Rights may be exercised at any time up to the close of business on
the expiration date for such rights set forth in the prospectus
supplement. After the close of business on the expiration date, all
unexercised rights will become void.
Rights may be exercised as set forth in the prospectus supplement
relating to the rights offered thereby. Upon receipt of payment and
the rights certificate properly completed and duly executed at the
corporate trust office of the rights agent or any other office
indicated in the prospectus supplement, we will forward, as soon as
practicable, the securities purchasable upon such exercise. We may
determine to offer any unsubscribed offered securities directly to
persons other than shareholders, to or through agents, underwriters
or dealers or through a combination of such methods, including
pursuant to standby underwriting arrangements, as set forth in the
applicable prospectus supplement.
12
DESCRIPTION OF DEBT
SECURITIES
We may issue debt securities together with other securities or
separately, as described in the applicable prospectus supplement,
under an indenture to be entered into between Kornit Digital Ltd.
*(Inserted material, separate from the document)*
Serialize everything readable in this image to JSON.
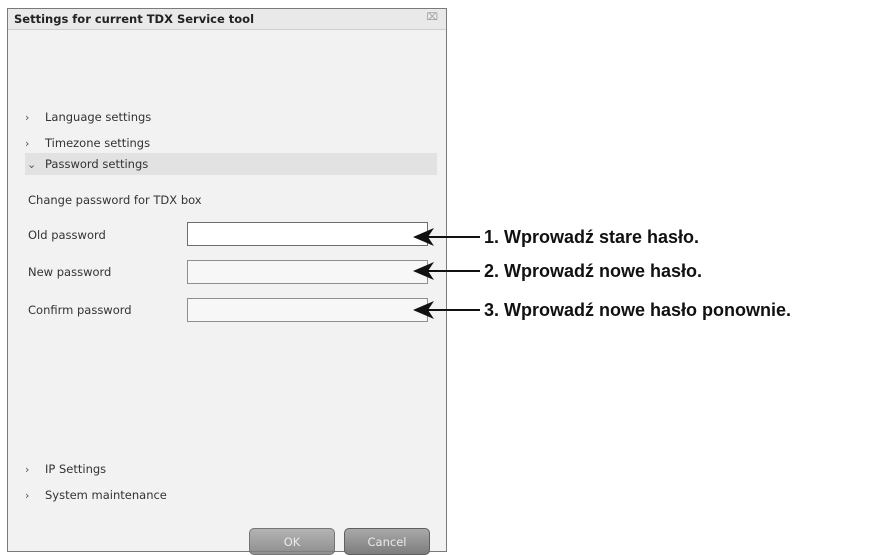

and the trustee identified in the applicable prospectus supplement.
The terms of the debt securities will include those stated in the
indenture and those made part of the indenture by reference to the
Trust Indenture Act of 1939, as in effect on the date of the
indenture. The indenture will be subject to and governed by the
terms of the Trust Indenture Act of 1939.
We may issue the debt securities in one or more series with the
same or various maturities, at par, at a premium, or at a discount.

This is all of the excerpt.